As treasure books go, this is a pretty good one, especially considering how early it is in RQ’s history. There is a selection of generic magic items that carry stat buffs in the mode of D&D style. There are also many pages of tables. But getting past that, there are some delightfully weird things in here.
The back half of the book details notable items. A few of these are unique. In D&D you’d probably call them artifacts – a shield or weapon that was once owned by a specific hero, say. But the vast majority are cultural items that, while unusual, are still tied to the lives of every day people.
For example, my favorite: rhino fat. Which is exactly what it sounds like, enough rendered rhino fat to cover one person head to toe. When it hardens (ew?), it provides extra armor until it dries up and falls off an hour later. I love it for a couple reasons. One, it sounds totally gross. Two, it doesn’t sound that different from practices you might find in a book about our own ancient cultures. Three, it strongly implies that even the things we might think are familiar in Glorantha, like rhinos, may have surprising properties.

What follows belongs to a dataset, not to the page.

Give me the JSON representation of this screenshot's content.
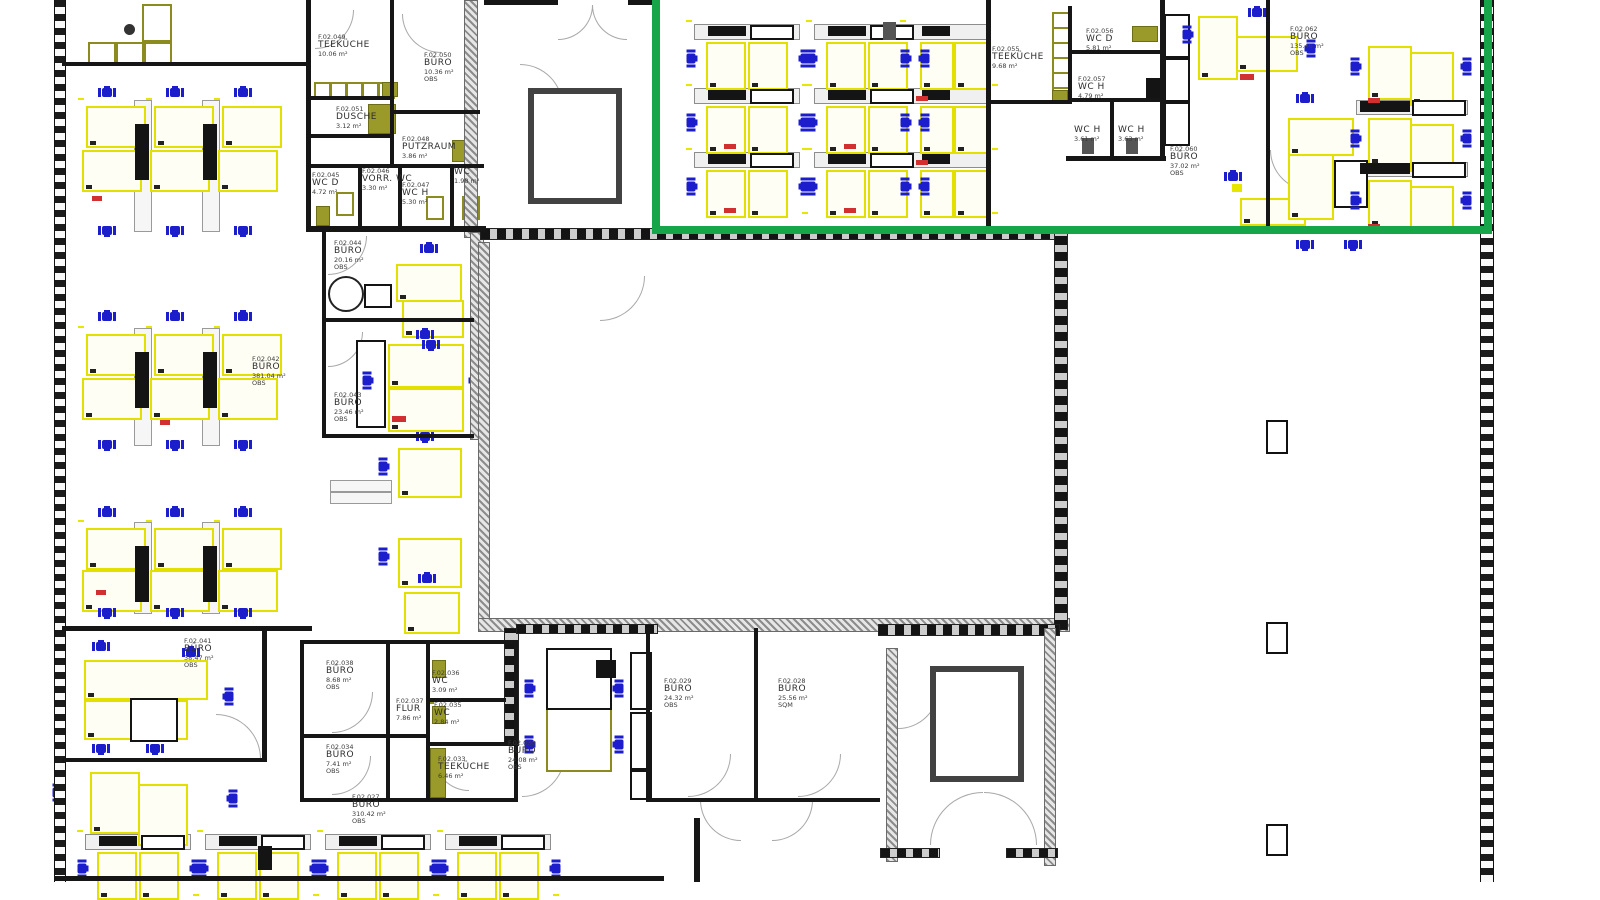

Another favorite: Morokanth thumbs. The morokanth are a weird tribe of tapir-like humanoids that three fingered hands that lack thumbs. Because thumbs are handy (is that a pun?), they found a way to get magical prosthetic thumbs. Not exactly useful for your average adventurer, but it teaches players about the world and paves the way for interesting roleplaying, which is better than a stat buff in my book.
That cover though. I think this is the only example of a cheesecake cover in Chaosium’s history and I kind of love that it gallops right past the chainmail bikini cliche into some kind of weird dominatrix parody.